No record of the precise placement of the placards is available, so a baseline for numerical comparison must be established. For this, the map which subjectively appears to best represent the real world floor plan is utilized. All other maps are compared against the baseline map to assess the consistency of placard localization.

Placard poses are measured by the $(x,y,\theta)$ coordinates localized from RGB-D sensor data and ORB-SLAM’s keyframe pose, where $\theta$ is the angle the vector normal to the placard’s face makes with the x-axis in the 2D map projection.

For a given observation of $\theta$ , $\theta_{i}$ , there is the true value $\theta^{*}_{i}$ . Since the office floor has placards mounted on walls that lie at exclusively right angles to each other, any $\theta^{*}_{i}$ must be one of four values in increments of $\frac{\pi}{2}$ . The most likely $\theta^{*}_{i}$ values are identified by finding the largest cluster of $\theta_{i}$ measurements in the baseline map, taking the average and then incrementing by multiples of $\frac{\pi}{2}$ . Every $\theta_{i}$ is assigned one of these four $\theta^{*}_{i}$ values by hand labeling.

To compare maps to the baseline poses, a correspondence between the observed placard in one map must be made to the same placard observed in the baseline. This is also done by hand labeling. If a placard is observed multiple times, but localized in different locations, every instance is marked as corresponding to the same baseline pose. Correspondences are identified through direct observation of video frames.

There are 34 placards present on the office floor, part of the evaluation will consider how many of these are missed, how many are duplicated in multiple localizations, and how many false positive placards are recorded. Of the observed true positive placards, error is computed over position and angular orientation and find as the standard deviation from the mean on each trial map.

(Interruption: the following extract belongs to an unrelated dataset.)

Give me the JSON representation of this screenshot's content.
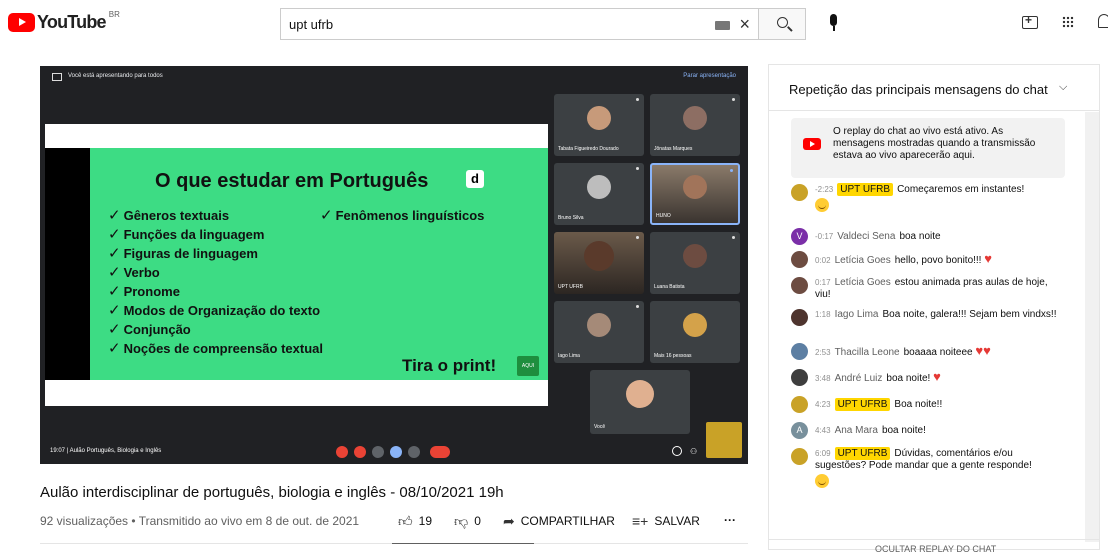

To demonstrate the value of the enhancements to ORB-SLAM, example plots of the map with and without modification are shown with important features noted.

Finally, the portion of observed placards with correctly read labels is observed. This is determined by hand-labeling the true text on each placard.

V Results

Four ORB-SLAM maps were created to evaluate performance. Trial 3 serves as the baseline map. Figure 4 shows the map. The keyframe trajectory is shown in red. The localized placards are shown as blue dots with lines indicating their orientation. Orange markings show placards that have been discarded because they were are not localized close to a wall.

Figure 5 shows the clustering of $\theta_{i}$ values, the green vertical line indicates the selected baseline value for valid values of $\theta^{*}_{i}$ , the red vertical lines indicate the predicted clusters given only $\frac{\pi}{2}$ radian angles of all the walls. As shown, the predictions align well with the observations.

Table I summarizes the numerical results. The symbols $\mu,\sigma$ here refer to the mean and standard deviation respectively of the indicated measurements. The displacement error on Trial 3 has been omitted since every placard excepting the duplicates are utilized for the baseline comparison.

There are two placards which every trial missed, one which was the only placard not to conform to the standard measurements, and one which was posted on the window of a dark room. Since the placards are black and the dark room gave the appearance of a black wall, both of these situations presented a unique challenge to YOLOv5 which it was not trained to handle.

Trial 4 missed one additional placard which had been discarded for not being localized close to a wall. Trial 4 and Trial 1 also falsely identify an extra placard on a section of wall with a visual similarity to the preferred objects.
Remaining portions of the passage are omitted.